Матрица войны - стр. 13
Пробуждение в Ташкенте, утренний сочный свет, цветущие сады под крылом. Машина на мгновение касается стальной полосы, чтобы снова взмыть и повиснуть в розовом недвижном пространстве, где медленно, в накаленной глубине, текут бестравые горы, туманные горячие осыпи, рыжие потоки камней. Афганистан, красный, как Марс, с кратерами древних упавших метеоров, с трещинами иссохших каналов. Острый тоскующий взгляд ищет с высоты слабую вспышку взрыва, малую пулеметную искру. Там, в афганских горах, он сам идет, отекая горячим потом, навьючив боекомплект и продукты, и нога в запыленном ботинке ступает на камень, где лежит белый скелет мертвой птицы. И пока они висят над красноватой мглистой землей, кажется, что самолет летит сквозь ржавчину сгоревшей брони, окалину разорванных машин, прах истребленных кишлаков и к стеклу иллюминатора прилипают зеленые частицы расколотых изразцовых мечетей, бледный пепел опаленных садов.
Остановка в Карачи, пассажиров держат в салоне. Вокруг самолета ходит наряд автоматчиков. Подкатывает под крыло сияющая, из нержавеющей стали цистерна. Пакистанец-заправщик с черным маслянистым лицом, словно умытый нефтью, давит рычаги и кнопки, смотрит на манометры. Вокруг туманное серебристое пространство порта, рыбье, переполненное икрой брюхо DC-10, синяя надпись «Панамерикен». И острое любопытство, влечение к автоматчикам с М-16, к их расовому типу, к антропологии их смуглых лиц, горбатых носов, фиолетовых губ. Он – в недрах другого континента, другой культуры, и если невидимо сойти с самолета, просочиться, как тень, сквозь охрану, шагнуть на горячую, омытую ливнем траву, то окажешься среди иного народа, его мистической музыки, таинственной красоты, витающей над горячими рынками, белыми минаретами, ленивыми потоками огромных медлительных рек.
Полет над Гималаями – голубое, алое, белое. В ледниках загораются огромные разноцветные фонари.

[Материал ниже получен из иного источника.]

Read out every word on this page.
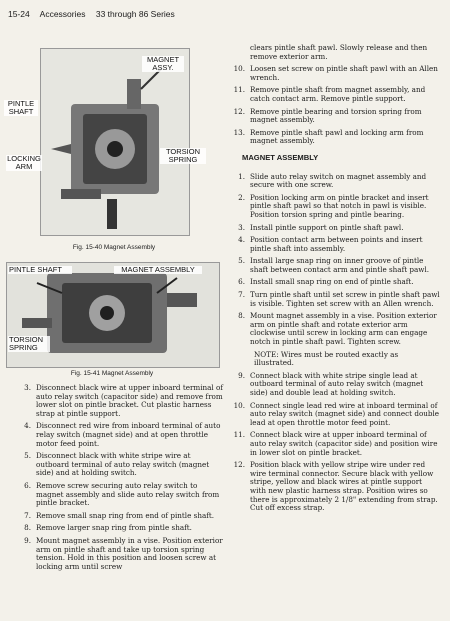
15-24 Accessories 33 through 86 Series
MAGNET ASSY.
PINTLE SHAFT
LOCKING ARM
TORSION SPRING
Fig. 15-40 Magnet Assembly
PINTLE SHAFT	MAGNET ASSEMBLY
TORSION SPRING
Fig. 15-41 Magnet Assembly
3. Disconnect black wire at upper inboard terminal of auto relay switch (capacitor side) and remove from lower slot on pintle bracket. Cut plastic harness strap at pintle support.
4. Disconnect red wire from inboard terminal of auto relay switch (magnet side) and at open throttle motor feed point.
5. Disconnect black with white stripe wire at outboard terminal of auto relay switch (magnet side) and at holding switch.
6. Remove screw securing auto relay switch to magnet assembly and slide auto relay switch from pintle bracket.
7. Remove small snap ring from end of pintle shaft.
8. Remove larger snap ring from pintle shaft.
9. Mount magnet assembly in a vise. Position exterior arm on pintle shaft and take up torsion spring tension. Hold in this position and loosen screw at locking arm until screw
clears pintle shaft pawl. Slowly release and then remove exterior arm.
10. Loosen set screw on pintle shaft pawl with an Allen wrench.
11. Remove pintle shaft from magnet assembly, and catch contact arm. Remove pintle support.
12. Remove pintle bearing and torsion spring from magnet assembly.
13. Remove pintle shaft pawl and locking arm from magnet assembly.
MAGNET ASSEMBLY
1. Slide auto relay switch on magnet assembly and secure with one screw.
2. Position locking arm on pintle bracket and insert pintle shaft pawl so that notch in pawl is visible. Position torsion spring and pintle bearing.
3. Install pintle support on pintle shaft pawl.
4. Position contact arm between points and insert pintle shaft into assembly.
5. Install large snap ring on inner groove of pintle shaft between contact arm and pintle shaft pawl.
6. Install small snap ring on end of pintle shaft.
7. Turn pintle shaft until set screw in pintle shaft pawl is visible. Tighten set screw with an Allen wrench.
8. Mount magnet assembly in a vise. Position exterior arm on pintle shaft and rotate exterior arm clockwise until screw in locking arm can engage notch in pintle shaft pawl. Tighten screw.
NOTE: Wires must be routed exactly as illustrated.
9. Connect black with white stripe single lead at outboard terminal of auto relay switch (magnet side) and double lead at holding switch.
10. Connect single lead red wire at inboard terminal of auto relay switch (magnet side) and connect double lead at open throttle motor feed point.
11. Connect black wire at upper inboard terminal of auto relay switch (capacitor side) and position wire in lower slot on pintle bracket.
12. Position black with yellow stripe wire under red wire terminal connector. Secure black with yellow stripe, yellow and black wires at pintle support with new plastic harness strap. Position wires so there is approximately 2 1/8" extending from strap. Cut off excess strap.
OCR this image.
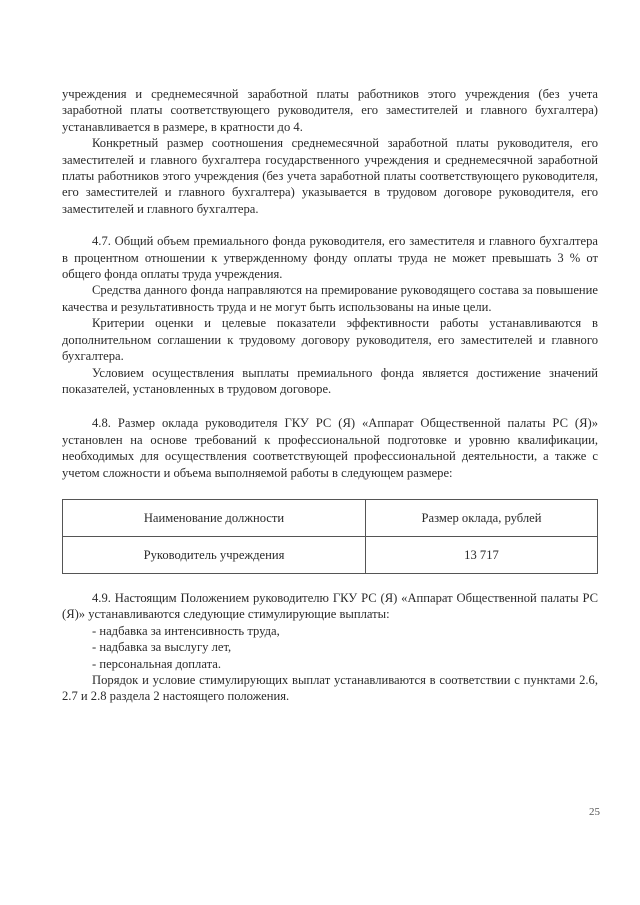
учреждения и среднемесячной заработной платы работников этого учреждения (без учета заработной платы соответствующего руководителя, его заместителей и главного бухгалтера) устанавливается в размере, в кратности до 4.

Конкретный размер соотношения среднемесячной заработной платы руководителя, его заместителей и главного бухгалтера государственного учреждения и среднемесячной заработной платы работников этого учреждения (без учета заработной платы соответствующего руководителя, его заместителей и главного бухгалтера) указывается в трудовом договоре руководителя, его заместителей и главного бухгалтера.

4.7. Общий объем премиального фонда руководителя, его заместителя и главного бухгалтера в процентном отношении к утвержденному фонду оплаты труда не может превышать 3 % от общего фонда оплаты труда учреждения.

Средства данного фонда направляются на премирование руководящего состава за повышение качества и результативность труда и не могут быть использованы на иные цели.

Критерии оценки и целевые показатели эффективности работы устанавливаются в дополнительном соглашении к трудовому договору руководителя, его заместителей и главного бухгалтера.

Условием осуществления выплаты премиального фонда является достижение значений показателей, установленных в трудовом договоре.

4.8. Размер оклада руководителя ГКУ РС (Я) «Аппарат Общественной палаты РС (Я)» установлен на основе требований к профессиональной подготовке и уровню квалификации, необходимых для осуществления соответствующей профессиональной деятельности, а также с учетом сложности и объема выполняемой работы в следующем размере:

Наименование должности	Размер оклада, рублей
Руководитель учреждения	13 717

4.9. Настоящим Положением руководителю ГКУ РС (Я) «Аппарат Общественной палаты РС (Я)» устанавливаются следующие стимулирующие выплаты:

- надбавка за интенсивность труда,
- надбавка за выслугу лет,
- персональная доплата.

Порядок и условие стимулирующих выплат устанавливаются в соответствии с пунктами 2.6, 2.7 и 2.8 раздела 2 настоящего положения.

25
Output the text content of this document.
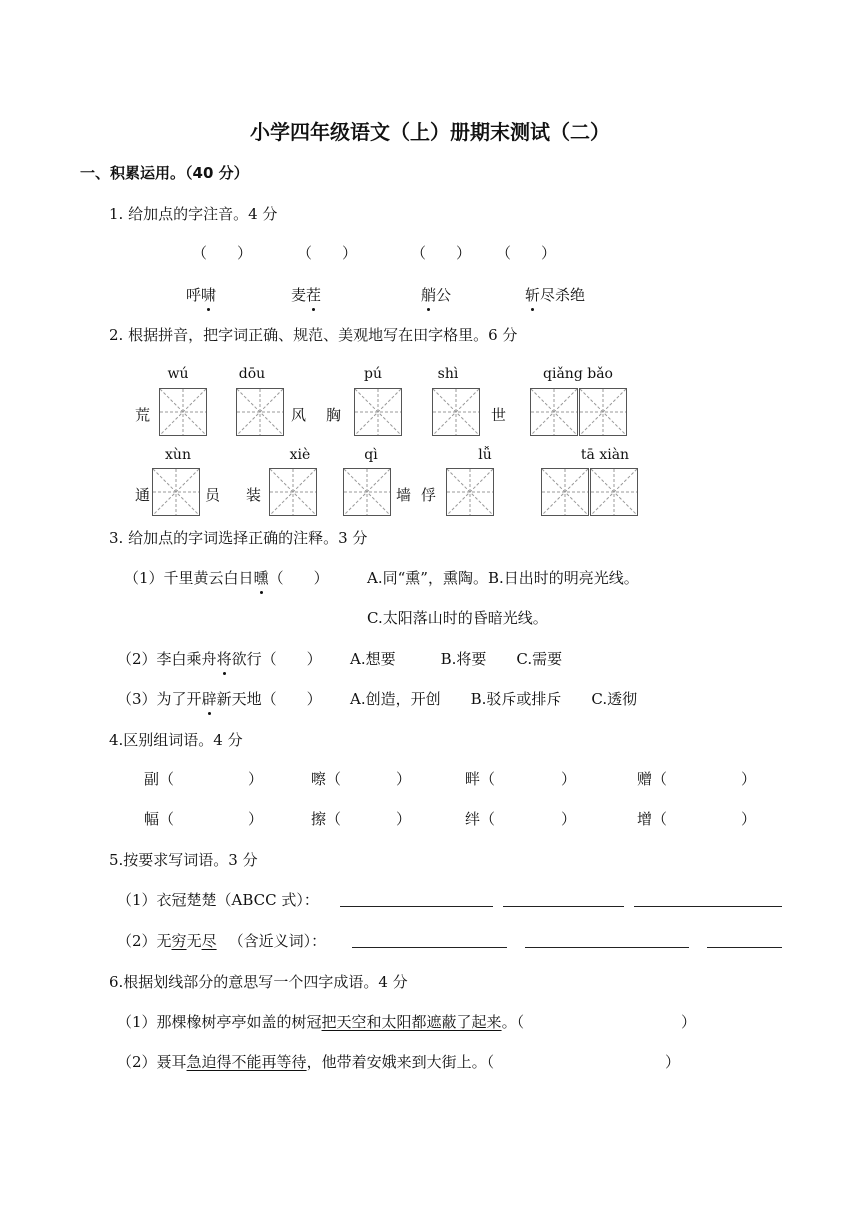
小学四年级语文（上）册期末测试（二）
一、积累运用。（40 分）
1. 给加点的字注音。4 分
（　　）	（　　）	（　　） （　　）
呼啸	麦茬	艄公	斩尽杀绝
2. 根据拼音，把字词正确、规范、美观地写在田字格里。6 分
wú	dōu	pú	shì	qiǎng bǎo
荒	风 胸	世
xùn	xiè	qì	lǚ	tā xiàn
通	员 装	墙 俘
3. 给加点的字词选择正确的注释。3 分
（1）千里黄云白日曛（　　）	A.同“熏”，熏陶。B.日出时的明亮光线。
C.太阳落山时的昏暗光线。
（2）李白乘舟将欲行（　　） A.想要　　　B.将要　　C.需要
（3）为了开辟新天地（　　） A.创造，开创　　B.驳斥或排斥　　C.透彻
4.区别组词语。4 分
副（	）	嚓（	）	畔（	）	赠（	）
幅（	）	擦（	）	绊（	）	增（	）
5.按要求写词语。3 分
（1）衣冠楚楚（ABCC 式）：
（2）无穷无尽 （含近义词）：
6.根据划线部分的意思写一个四字成语。4 分
（1）那棵橡树亭亭如盖的树冠把天空和太阳都遮蔽了起来。（	）
（2）聂耳急迫得不能再等待，他带着安娥来到大街上。（	）
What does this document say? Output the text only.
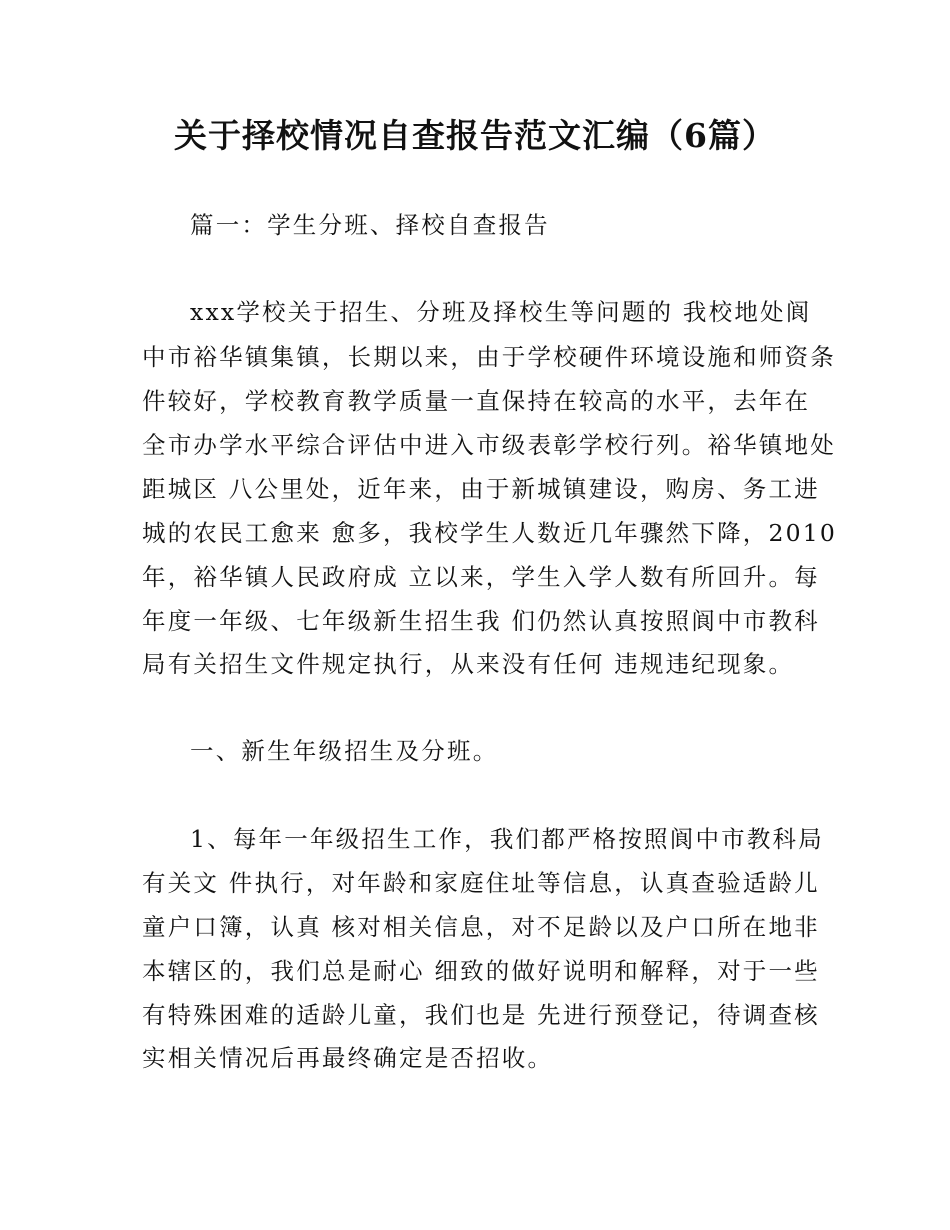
关于择校情况自查报告范文汇编（6篇）

篇一：学生分班、择校自查报告

xxx学校关于招生、分班及择校生等问题的 我校地处阆

中市裕华镇集镇，长期以来，由于学校硬件环境设施和师资条

件较好，学校教育教学质量一直保持在较高的水平，去年在

全市办学水平综合评估中进入市级表彰学校行列。裕华镇地处

距城区 八公里处，近年来，由于新城镇建设，购房、务工进

城的农民工愈来 愈多，我校学生人数近几年骤然下降，2010

年，裕华镇人民政府成 立以来，学生入学人数有所回升。每

年度一年级、七年级新生招生我 们仍然认真按照阆中市教科

局有关招生文件规定执行，从来没有任何 违规违纪现象。

一、新生年级招生及分班。

1、每年一年级招生工作，我们都严格按照阆中市教科局

有关文 件执行，对年龄和家庭住址等信息，认真查验适龄儿

童户口簿，认真 核对相关信息，对不足龄以及户口所在地非

本辖区的，我们总是耐心 细致的做好说明和解释，对于一些

有特殊困难的适龄儿童，我们也是 先进行预登记，待调查核

实相关情况后再最终确定是否招收。
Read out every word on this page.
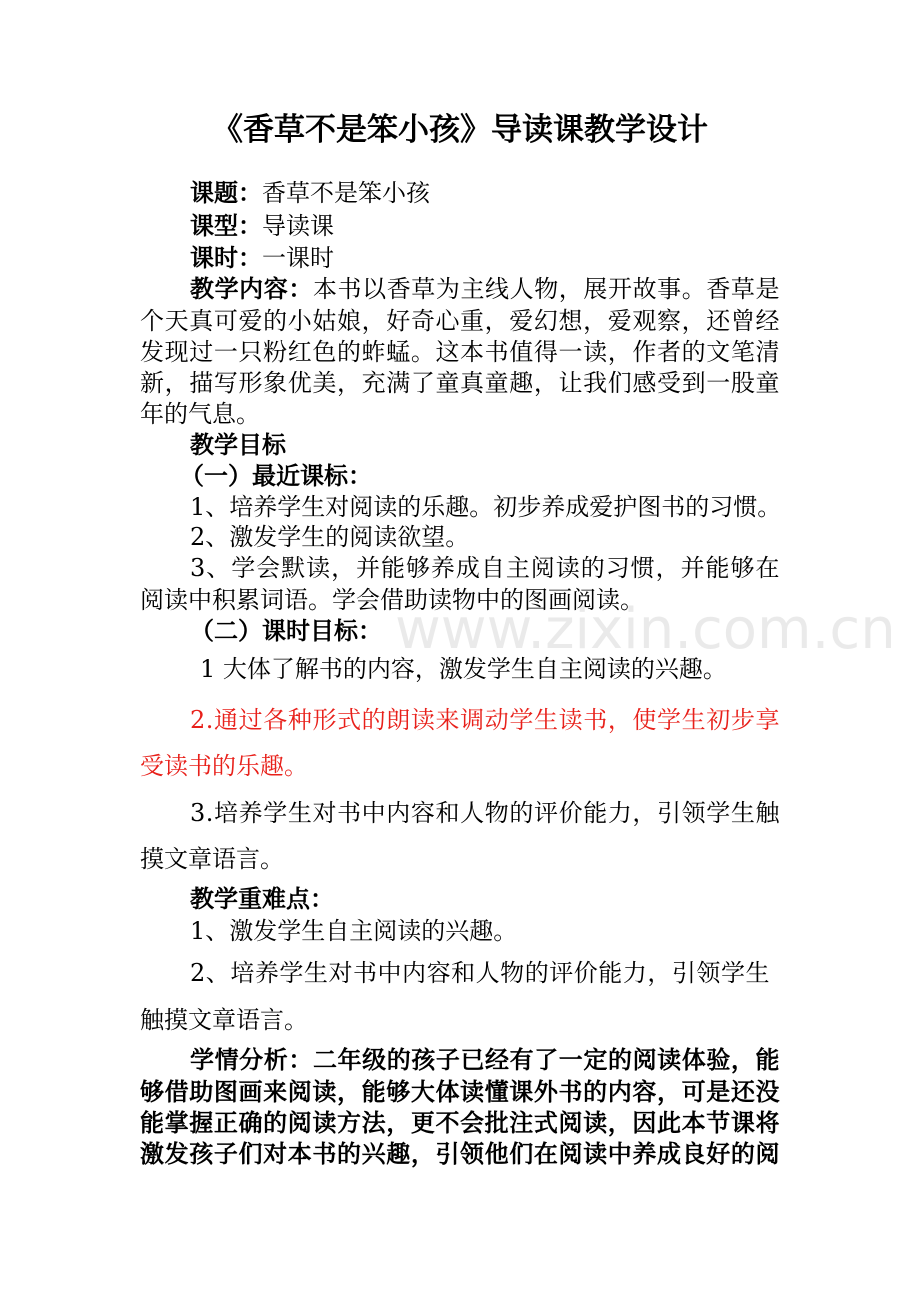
《香草不是笨小孩》导读课教学设计
www.zixin.com.cn
课题：香草不是笨小孩
课型：导读课
课时：一课时
教学内容：本书以香草为主线人物，展开故事。香草是
个天真可爱的小姑娘，好奇心重，爱幻想，爱观察，还曾经
发现过一只粉红色的蚱蜢。这本书值得一读，作者的文笔清
新，描写形象优美，充满了童真童趣，让我们感受到一股童
年的气息。
教学目标
（一）最近课标：
1、培养学生对阅读的乐趣。初步养成爱护图书的习惯。
2、激发学生的阅读欲望。
3、学会默读，并能够养成自主阅读的习惯，并能够在
阅读中积累词语。学会借助读物中的图画阅读。
（二）课时目标：
1 大体了解书的内容，激发学生自主阅读的兴趣。
2.通过各种形式的朗读来调动学生读书，使学生初步享
受读书的乐趣。
3.培养学生对书中内容和人物的评价能力，引领学生触
摸文章语言。
教学重难点：
1、激发学生自主阅读的兴趣。
2、培养学生对书中内容和人物的评价能力，引领学生
触摸文章语言。
学情分析：二年级的孩子已经有了一定的阅读体验，能
够借助图画来阅读，能够大体读懂课外书的内容，可是还没
能掌握正确的阅读方法，更不会批注式阅读，因此本节课将
激发孩子们对本书的兴趣，引领他们在阅读中养成良好的阅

Глаз не может утолить чудную жажду, созерцая густую лазурь, в которой расселись по вершинам белобородые старцы, недвижные мудрецы, стерегущие врата в заповедное царство, куда нет входа земными путями и тропами, и только самолет пролетает над едва различимыми пагодами, золочеными сонными Буддами.
Бомбей – худощавые, с огромными глазами индусы, белые тюрбаны, алое пятнышко между женских черно-синих бровей. И сидеть, дожидаясь посадки, наслаждаясь счастливым одиночеством, своей неопознанностью, наблюдая из-под шапки-невидимки торопливые толпища, не ведающие, что он, Белосельцев, оказался на миг среди них.
Курчавые тенистые джунгли, испарения горячих болот, оловянная струя Меконга. Вьетнам, драгоценный, нарисованный на земле густым изумрудом, синим кобальтом, красным суриком. Хочется коснуться мягкой теплой земли, поднести к губам белый лотос, узреть в ветвях золотистую горбоносую птицу, клюющую сочный плод. Краткая посадка в Сайгоне с разгромленными коробами ангаров, где в бетонных пазухах догнивают взорванные бомбардировщики, алюминиевым сором блестят расщепленные «дугласы», завалились на бок пятнистые, без винтов, «сикорские». И кажется, что в мятых кабинах еще истлевают пилоты, костлявые руки в браслетах давят рычаги и гашетки. Война, неостывшая, сочится зловонием, мерцает ядовитыми угольками, источает голубые дымки тлеющих комбинезонов.